A notícia da decretação da falência da Livraria Cultura, cuja a primeira e última unidade estava instalada no Conjunto Nacional (São Paulo) desde 1969, foi recebida por todos com muito pesar por frequentadores do icônico espaço na avenida Paulista.

A livraria sempre foi uma referência para os amantes da leitura. Nos dizeres de José Saramago "A última imagem que levamos do Brasil é a de uma bonita livraria, uma catedral de livros, moderna, eficaz, bela. Uma livraria para comprar livros, claro, mas também para desfrutar do espetáculo impressionante de tantos títulos organizados de uma forma tão atrativa, como se não fosse um armazém, como se de uma obra de arte se tratasse. A Livraria Cultura é uma obra de arte".

Em outubro de 2017 recebeu o prêmio de empresa mais admirada pelos consumidores no seu segmento. Contava com 17 lojas e mais de 9 milhões de livros em diversos idiomas, além de músicas, revistas, jogos, filmes e e-books, também em vários idiomas.

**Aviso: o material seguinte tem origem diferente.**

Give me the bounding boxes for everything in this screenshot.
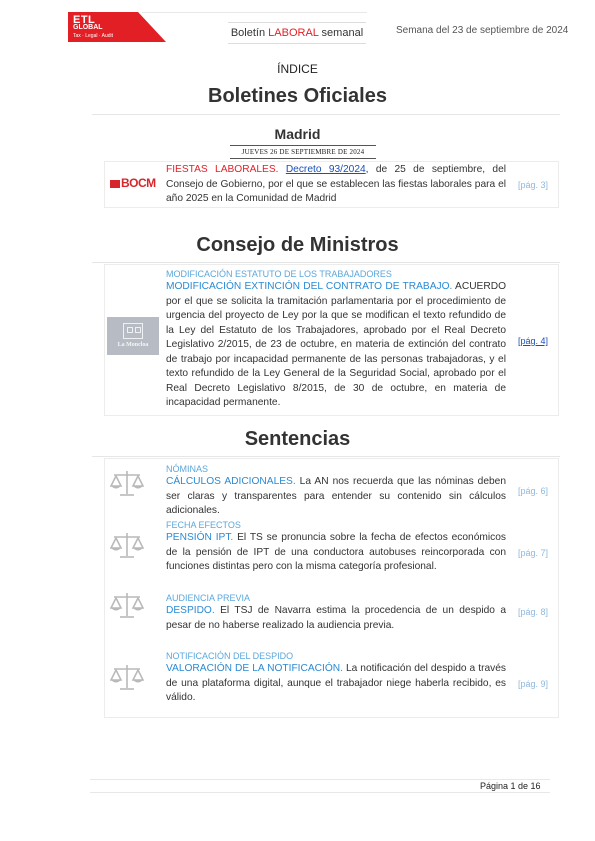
- page-ref-link[interactable]: [pág. 9]: [518, 679, 549, 689]
- sentencia-category: NOTIFICACIÓN DEL DESPIDO: [166, 651, 294, 661]
- sentencia-lead: CÁLCULOS ADICIONALES.: [166, 476, 296, 487]
- sentencia-body: El TS se pronuncia sobre la fecha de efectos económicos de la pensión de IPT de una conductora autobuses reincorporada con funciones distintas pero con la misma categoría profesional.: [166, 532, 506, 572]
- logo-tagline: Tax · Legal · Audit: [73, 33, 114, 39]
- sentencia-item: [166, 650, 506, 706]
- building-icon: [123, 323, 143, 339]
- sentencia-category: AUDIENCIA PREVIA: [166, 593, 251, 603]
- logo-global-text: GLOBAL: [73, 24, 103, 31]
- justice-scale-icon: [110, 468, 144, 498]
- madrid-item-body: , de 25 de septiembre, del Consejo de Gobierno, por el que se establecen las fiestas laborales para el año 2025 en la Comunidad de Madrid: [166, 164, 506, 204]
- page-ref-link[interactable]: [pág. 6]: [518, 486, 549, 496]
- sentencia-body: La notificación del despido a través de una plataforma digital, aunque el trabajador niege haberla recibido, es válido.: [166, 663, 506, 703]
- page-number: Página 1 de 16: [480, 781, 541, 791]
- consejo-item-body: ACUERDO por el que se solicita la tramitación parlamentaria por el procedimiento de urgencia del proyecto de Ley por la que se modifican el texto refundido de la Ley del Estatuto de los Trabajadores, aprobado por el Real Decreto Legislativo 2/2015, de 23 de octubre, en materia de extinción del contrato de trabajo por incapacidad permanente de las personas trabajadoras, y el texto refundido de la Ley General de la Seguridad Social, aprobado por el Real Decreto Legislativo 8/2015, de 30 de octubre, en materia de incapacidad permanente.: [166, 281, 506, 408]
- consejo-category: MODIFICACIÓN ESTATUTO DE LOS TRABAJADORES: [166, 269, 392, 279]
- justice-scale-icon: [110, 530, 144, 560]
- section-rule: [92, 114, 560, 115]
- sentencia-lead: DESPIDO.: [166, 605, 215, 616]
- week-label: Semana del 23 de septiembre de 2024: [396, 25, 569, 36]
- sentencia-category: NÓMINAS: [166, 464, 209, 474]
- section-title-consejo: Consejo de Ministros: [196, 234, 399, 256]
- index-heading: ÍNDICE: [277, 62, 318, 76]
- decreto-link[interactable]: Decreto 93/2024: [285, 164, 366, 175]
- bocm-logo-square: [110, 180, 120, 188]
- section-title-sentencias: Sentencias: [244, 428, 351, 450]
- bulletin-title: [228, 22, 366, 44]
- moncloa-label: La Moncloa: [117, 342, 149, 348]
- region-date: JUEVES 26 DE SEPTIEMBRE DE 2024: [230, 145, 376, 159]
- section-title-boletines: Boletines Oficiales: [208, 85, 387, 107]
- page-ref-link[interactable]: [pág. 4]: [518, 336, 549, 346]
- sentencia-lead: PENSIÓN IPT.: [166, 532, 234, 543]
- consejo-item-lead: MODIFICACIÓN EXTINCIÓN DEL CONTRATO DE TRABAJO.: [166, 281, 453, 292]
- madrid-item-text: [166, 163, 506, 207]
- sentencia-item: [166, 463, 506, 519]
- sentencia-item: [166, 519, 506, 575]
- sentencia-item: [166, 592, 506, 633]
- page-ref-link[interactable]: [pág. 7]: [518, 548, 549, 558]
- consejo-item-text: [166, 268, 506, 411]
- page-ref-link[interactable]: [pág. 8]: [518, 607, 549, 617]
- sentencia-body: El TSJ de Navarra estima la procedencia de un despido a pesar de no haberse realizado la audiencia previa.: [166, 605, 506, 631]
- bulletin-title-pre: Boletín: [230, 27, 269, 39]
- madrid-item-lead: FIESTAS LABORALES.: [166, 164, 279, 175]
- region-title: Madrid: [274, 126, 321, 142]
- justice-scale-icon: [110, 590, 144, 620]
- section-rule: [92, 262, 560, 263]
- logo-etl-text: ETL: [73, 14, 96, 26]
- sentencia-body: La AN nos recuerda que las nóminas deben ser claras y transparentes para entender su contenido sin cálculos adicionales.: [166, 476, 506, 516]
- justice-scale-icon: [110, 662, 144, 692]
- bulletin-title-post: semanal: [318, 27, 364, 39]
- bocm-logo: [110, 176, 166, 192]
- moncloa-image: [107, 317, 159, 355]
- sentencia-category: FECHA EFECTOS: [166, 520, 241, 530]
- bulletin-title-red: LABORAL: [268, 27, 319, 39]
- page-ref-link[interactable]: [pág. 3]: [518, 180, 549, 190]
- sentencia-lead: VALORACIÓN DE LA NOTIFICACIÓN.: [166, 663, 343, 674]
- section-rule: [92, 456, 560, 457]
- bocm-logo-text: BOCM: [121, 176, 156, 190]
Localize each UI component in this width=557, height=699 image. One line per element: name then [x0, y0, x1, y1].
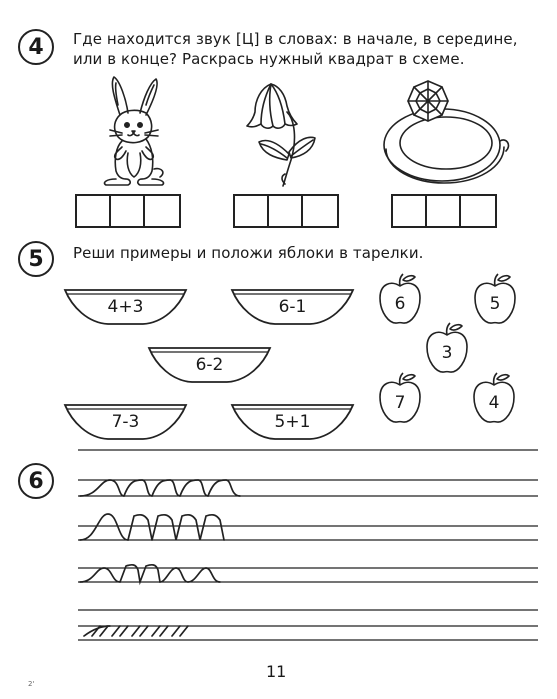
bowl-expression: 6-2 [195, 355, 224, 375]
sound-scheme-rabbit [75, 194, 181, 228]
task-number-label: 5 [28, 246, 44, 272]
task-number-6 [18, 463, 54, 499]
scheme-square-start[interactable] [235, 196, 269, 226]
bowl-expression: 5+1 [274, 412, 311, 432]
bowl-5[interactable] [230, 402, 355, 442]
bowl-expression: 7-3 [111, 412, 140, 432]
bowl-2[interactable] [230, 287, 355, 327]
bowl-3[interactable] [147, 345, 272, 385]
scheme-square-end[interactable] [303, 196, 337, 226]
scheme-square-middle[interactable] [269, 196, 303, 226]
apple-3[interactable] [424, 321, 470, 375]
apple-2[interactable] [472, 272, 518, 326]
apple-number: 5 [489, 294, 501, 314]
task5-instruction: Реши примеры и положи яблоки в тарелки. [73, 244, 424, 262]
scheme-square-middle[interactable] [111, 196, 145, 226]
scheme-square-end[interactable] [461, 196, 495, 226]
rabbit-picture [92, 75, 182, 187]
task4-instruction-line2: или в конце? Раскрась нужный квадрат в схеме. [73, 50, 465, 68]
bowl-4[interactable] [63, 402, 188, 442]
task-number-5 [18, 241, 54, 277]
ring-picture [378, 77, 516, 187]
bowl-expression: 4+3 [107, 297, 144, 317]
apple-number: 7 [394, 393, 406, 413]
task-number-label: 4 [28, 34, 44, 60]
task4-instruction-line1: Где находится звук [Ц] в словах: в начале, в середине, [73, 30, 518, 48]
apple-5[interactable] [471, 371, 517, 425]
apple-4[interactable] [377, 371, 423, 425]
corner-mark: 2' [28, 680, 35, 688]
apple-1[interactable] [377, 272, 423, 326]
apple-number: 6 [394, 294, 406, 314]
apple-number: 4 [488, 393, 500, 413]
scheme-square-middle[interactable] [427, 196, 461, 226]
bowl-expression: 6-1 [278, 297, 307, 317]
task-number-label: 6 [28, 468, 44, 494]
page-number: 11 [266, 662, 287, 681]
apple-number: 3 [441, 343, 453, 363]
handwriting-patterns [80, 480, 240, 636]
handwriting-lines [70, 440, 540, 650]
flower-picture [243, 80, 318, 188]
scheme-square-start[interactable] [393, 196, 427, 226]
sound-scheme-flower [233, 194, 339, 228]
sound-scheme-ring [391, 194, 497, 228]
bowl-1[interactable] [63, 287, 188, 327]
task-number-4 [18, 29, 54, 65]
scheme-square-start[interactable] [77, 196, 111, 226]
scheme-square-end[interactable] [145, 196, 179, 226]
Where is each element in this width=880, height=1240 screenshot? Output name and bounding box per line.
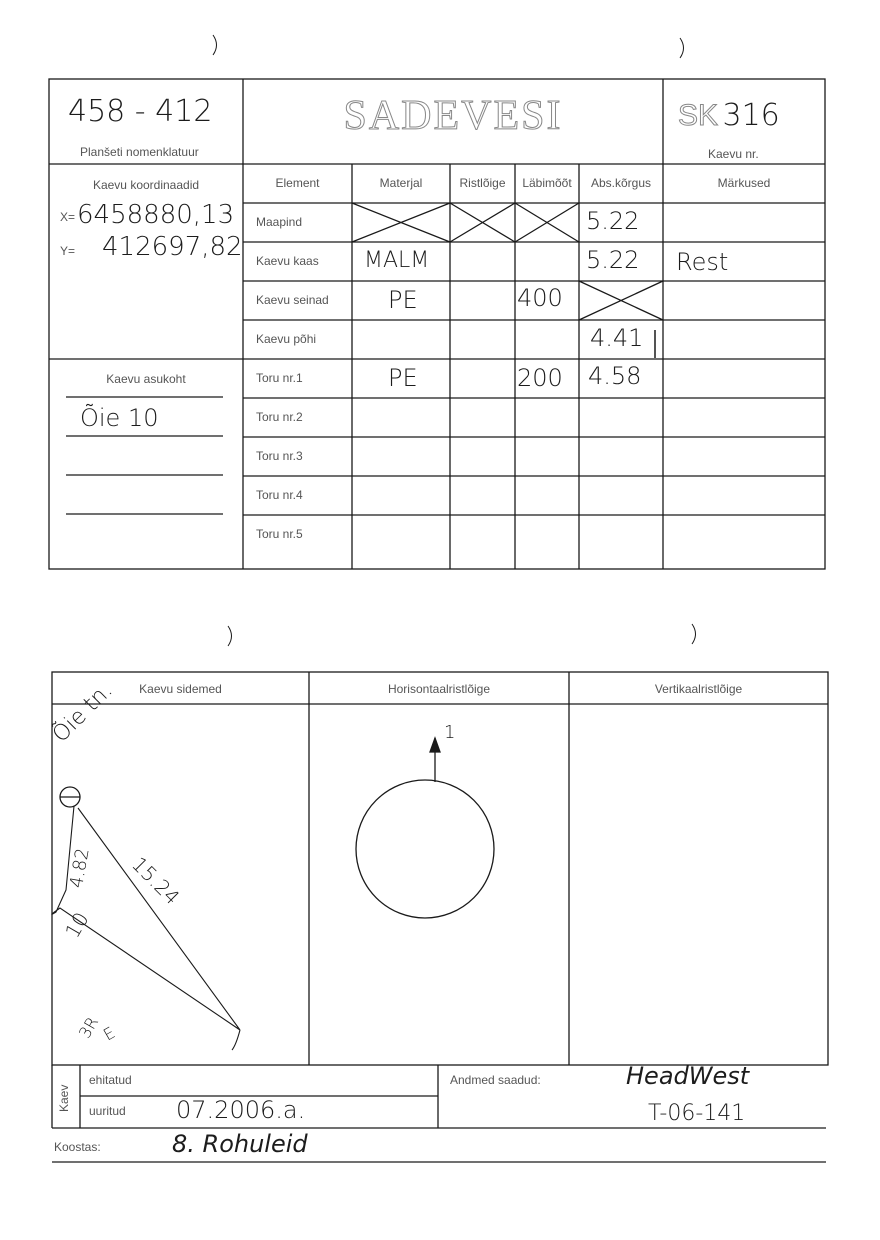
cell-seinad-material: PE: [388, 286, 418, 314]
horizontal-section-circle: [356, 780, 494, 918]
section-pipe-label: 1: [444, 722, 456, 743]
col-header-abs-height: Abs.kõrgus: [590, 176, 652, 190]
sketch-street-label: Õie tn.: [48, 678, 118, 748]
col-header-diameter: Läbimõõt: [522, 176, 572, 190]
well-number: [678, 98, 780, 133]
bottom-card-frame: [52, 672, 828, 1065]
row-label-kaevu-pohi: Kaevu põhi: [256, 332, 317, 346]
col-header-material: Materjal: [379, 176, 423, 190]
row-label-toru-2: Toru nr.2: [256, 410, 303, 424]
cell-seinad-diameter: 400: [517, 284, 563, 312]
sketch-house-number: 10: [60, 907, 94, 942]
cell-toru1-abs-height: 4.58: [588, 362, 642, 390]
cell-toru1-material: PE: [388, 364, 418, 392]
cell-kaas-abs-height: 5.22: [586, 246, 640, 274]
footer-side-label: Kaev: [57, 1084, 71, 1112]
footer-built-label: ehitatud: [89, 1073, 132, 1087]
row-label-kaevu-kaas: Kaevu kaas: [256, 254, 319, 268]
sketch-house-number-2: 3R: [75, 1013, 103, 1042]
cell-kaas-material: MALM: [364, 248, 430, 273]
row-label-toru-3: Toru nr.3: [256, 449, 303, 463]
row-label-toru-5: Toru nr.5: [256, 527, 303, 541]
punch-mark: [692, 624, 696, 644]
row-label-maapind: Maapind: [256, 215, 303, 229]
col-header-cross-section: Ristlõige: [459, 176, 506, 190]
cell-kaas-notes: Rest: [676, 248, 729, 276]
punch-mark: [680, 38, 684, 58]
form-title: SADEVESI: [343, 93, 563, 139]
footer-surveyed-label: uuritud: [89, 1104, 126, 1118]
footer-compiled-label: Koostas:: [54, 1140, 101, 1154]
footer-data-source-code: T-06-141: [648, 1101, 746, 1126]
well-number-prefix: SK: [678, 99, 719, 132]
header-vertical-section: Vertikaalristlõige: [654, 682, 743, 696]
well-number-value: 316: [722, 98, 780, 133]
col-header-notes: Märkused: [717, 176, 771, 190]
header-horizontal-section: Horisontaalristlõige: [387, 682, 491, 696]
coord-y-value: 412697,82: [102, 232, 243, 262]
coord-x-value: 6458880,13: [77, 200, 235, 230]
row-label-toru-1: Toru nr.1: [256, 371, 303, 385]
row-label-kaevu-seinad: Kaevu seinad: [256, 293, 329, 307]
punch-mark: [213, 35, 217, 55]
sketch-dim-b: 15.24: [127, 852, 185, 910]
cell-pohi-abs-height: 4.41: [590, 324, 644, 352]
row-label-toru-4: Toru nr.4: [256, 488, 303, 502]
coord-y-prefix: Y=: [60, 244, 76, 258]
footer-data-source-label: Andmed saadud:: [450, 1073, 541, 1087]
cell-maapind-abs-height: 5.22: [586, 207, 640, 235]
location-value: Õie 10: [80, 404, 159, 432]
nomenclature-value: 458 - 412: [68, 94, 213, 129]
sketch-dim-a: 4.82: [66, 846, 94, 890]
well-number-label: Kaevu nr.: [708, 147, 759, 161]
col-header-element: Element: [275, 176, 320, 190]
footer-surveyed-value: 07.2006.a.: [176, 1096, 306, 1124]
header-kaevu-sidemed: Kaevu sidemed: [139, 682, 222, 696]
nomenclature-label: Planšeti nomenklatuur: [80, 145, 199, 159]
punch-mark: [228, 626, 232, 646]
coordinates-label: Kaevu koordinaadid: [92, 178, 200, 192]
footer-compiled-value: 8. Rohuleid: [172, 1130, 308, 1158]
sketch-letter: E: [100, 1022, 119, 1045]
footer-data-source-value: HeadWest: [626, 1062, 750, 1090]
location-label: Kaevu asukoht: [106, 372, 186, 386]
cell-toru1-diameter: 200: [517, 364, 563, 392]
coord-x-prefix: X=: [60, 210, 76, 224]
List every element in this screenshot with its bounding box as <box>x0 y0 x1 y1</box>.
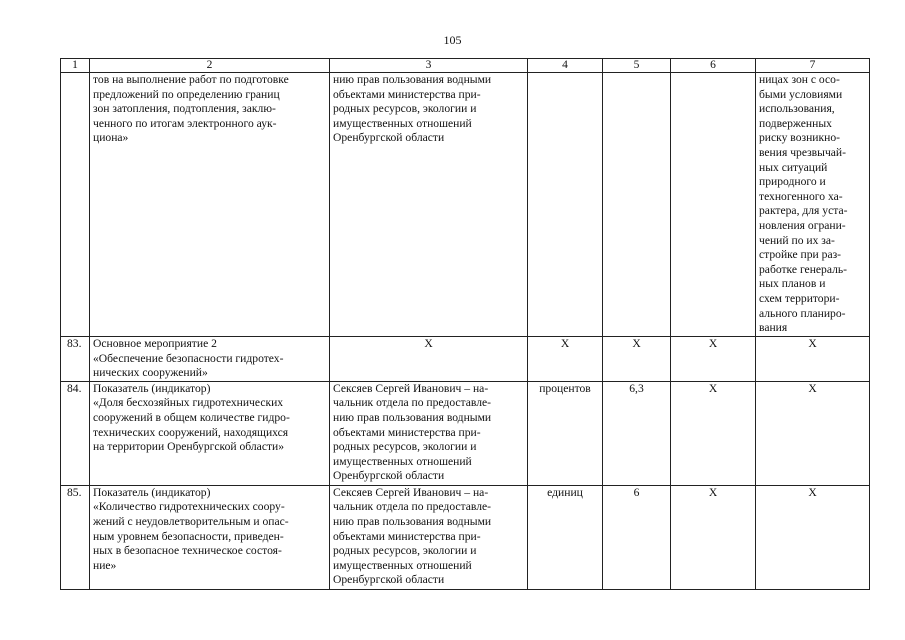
row-value: X <box>603 337 671 382</box>
row-col7: X <box>756 485 870 589</box>
table-row <box>61 485 870 589</box>
row-col6: X <box>671 381 756 485</box>
row-unit: X <box>528 337 603 382</box>
header-cell: 5 <box>603 59 671 73</box>
header-cell: 2 <box>90 59 330 73</box>
row-description: Основное мероприятие 2 «Обеспечение безопасности гидротех- нических сооружений» <box>90 337 330 382</box>
row-col6: X <box>671 485 756 589</box>
row-unit: процентов <box>528 381 603 485</box>
row-value <box>603 73 671 337</box>
table-header-row <box>61 59 870 73</box>
table-row <box>61 337 870 382</box>
page-number: 105 <box>443 33 462 47</box>
row-col6: X <box>671 337 756 382</box>
row-value: 6 <box>603 485 671 589</box>
row-col7: X <box>756 381 870 485</box>
row-number: 85. <box>61 485 90 589</box>
table-row <box>61 73 870 337</box>
row-description: Показатель (индикатор) «Доля бесхозяйных гидротехнических сооружений в общем количестве гидро- технических сооружений, находящихся на территории Оренбургской области» <box>90 381 330 485</box>
document-table <box>60 58 870 590</box>
row-col6 <box>671 73 756 337</box>
row-responsible: Сексяев Сергей Иванович – на- чальник отдела по предоставле- нию прав пользования водными объектами министерства при- родных ресурсов, экологии и имущественных отношений Оренбургской области <box>330 485 528 589</box>
row-responsible: нию прав пользования водными объектами министерства при- родных ресурсов, экологии и имущественных отношений Оренбургской области <box>330 73 528 337</box>
row-responsible: Сексяев Сергей Иванович – на- чальник отдела по предоставле- нию прав пользования водными объектами министерства при- родных ресурсов, экологии и имущественных отношений Оренбургской области <box>330 381 528 485</box>
header-cell: 7 <box>756 59 870 73</box>
header-cell: 3 <box>330 59 528 73</box>
row-unit: единиц <box>528 485 603 589</box>
row-description: Показатель (индикатор) «Количество гидротехнических соору- жений с неудовлетворительным и опас- ным уровнем безопасности, приведен- ных в безопасное техническое состоя- ние» <box>90 485 330 589</box>
header-cell: 1 <box>61 59 90 73</box>
row-value: 6,3 <box>603 381 671 485</box>
row-unit <box>528 73 603 337</box>
row-responsible: X <box>330 337 528 382</box>
row-col7: ницах зон с осо- быми условиями использования, подверженных риску возникно- вения чрезвычай- ных ситуаций природного и техногенного ха- рактера, для уста- новления ограни- чений по их за- стройке при раз- работке генераль- ных планов и схем территори- ального планиро- вания <box>756 73 870 337</box>
table-row <box>61 381 870 485</box>
row-number <box>61 73 90 337</box>
row-number: 83. <box>61 337 90 382</box>
row-description: тов на выполнение работ по подготовке предложений по определению границ зон затопления, подтопления, заклю- ченного по итогам электронного аук- циона» <box>90 73 330 337</box>
header-cell: 6 <box>671 59 756 73</box>
row-col7: X <box>756 337 870 382</box>
row-number: 84. <box>61 381 90 485</box>
header-cell: 4 <box>528 59 603 73</box>
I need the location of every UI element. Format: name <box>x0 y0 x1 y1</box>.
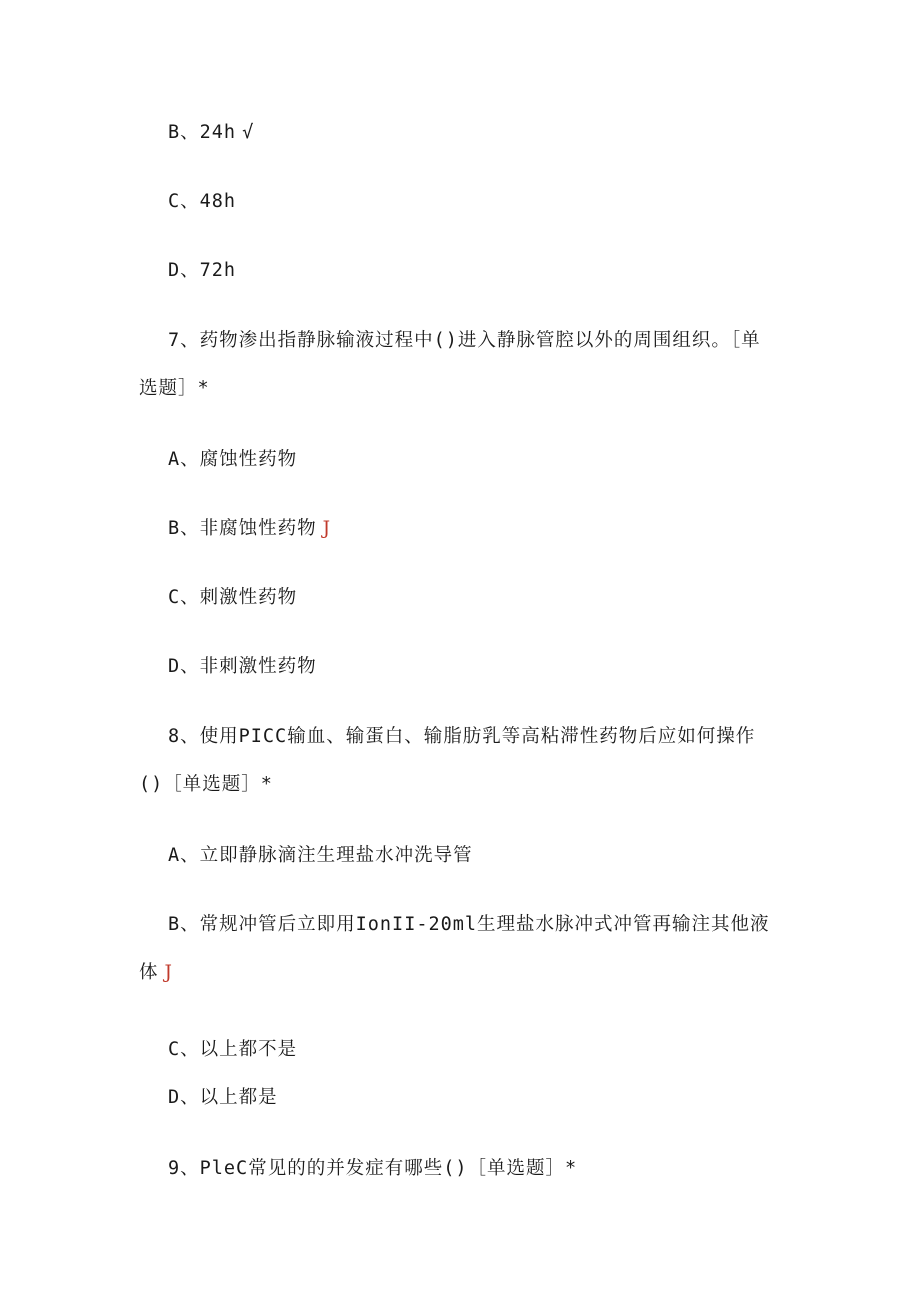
check-mark-icon: √ <box>242 122 255 143</box>
q7-question-line1: 7、药物渗出指静脉输液过程中()进入静脉管腔以外的周围组织。［单 <box>168 330 761 351</box>
answer-mark-icon: J <box>164 962 173 983</box>
option-text: 体 <box>139 962 159 983</box>
q6-option-d: D、72h <box>168 260 237 281</box>
q8-option-a: A、立即静脉滴注生理盐水冲洗导管 <box>168 845 473 866</box>
q6-option-b <box>168 121 254 145</box>
q8-question-line1: 8、使用PICC输血、输蛋白、输脂肪乳等高粘滞性药物后应如何操作 <box>168 726 756 747</box>
q8-option-c: C、以上都不是 <box>168 1039 298 1060</box>
q7-option-b <box>168 517 331 541</box>
q7-option-a: A、腐蚀性药物 <box>168 449 298 470</box>
q8-option-b-line1: B、常规冲管后立即用IonII-20ml生理盐水脉冲式冲管再输注其他液 <box>168 914 770 935</box>
q6-option-c: C、48h <box>168 191 237 212</box>
q7-option-d: D、非刺激性药物 <box>168 656 317 677</box>
q8-option-b-line2 <box>139 961 173 985</box>
q9-question-line1: 9、PleC常见的的并发症有哪些()［单选题］* <box>168 1158 578 1179</box>
q7-question-line2: 选题］* <box>139 378 210 399</box>
answer-mark-icon: J <box>322 518 332 539</box>
q8-option-d: D、以上都是 <box>168 1087 278 1108</box>
option-text: B、非腐蚀性药物 <box>168 518 317 539</box>
option-text: B、24h <box>168 122 237 143</box>
q8-question-line2: ()［单选题］* <box>139 774 273 795</box>
q7-option-c: C、刺激性药物 <box>168 587 298 608</box>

Então, o que foi que aconteceu?

Com dívidas que vinham crescendo desde 2013, acentuada após a aquisição das operações da Fnac no Brasil e da "Estante Virtual", ambas em 2017, em 25/10/2018 o Grupo Cultura, no qual se inclui a Livraria Cultura, ingressou com pedido de recuperação judicial declarando dívida no valor de R$ 285.278.908,04, a qual foi recebida pelo juiz da 2ª Vara de Falências e Recuperação Judicial do Foro Central de São Paulo no mesmo dia, cuja decisão, além de nomear o administrador judicial, determinou a suspensão de todas as ações e execuções em face da mesma, privilegiando, assim, o Juízo universal, com a diminuição de custos coletivos e melhor alocação dos ativos.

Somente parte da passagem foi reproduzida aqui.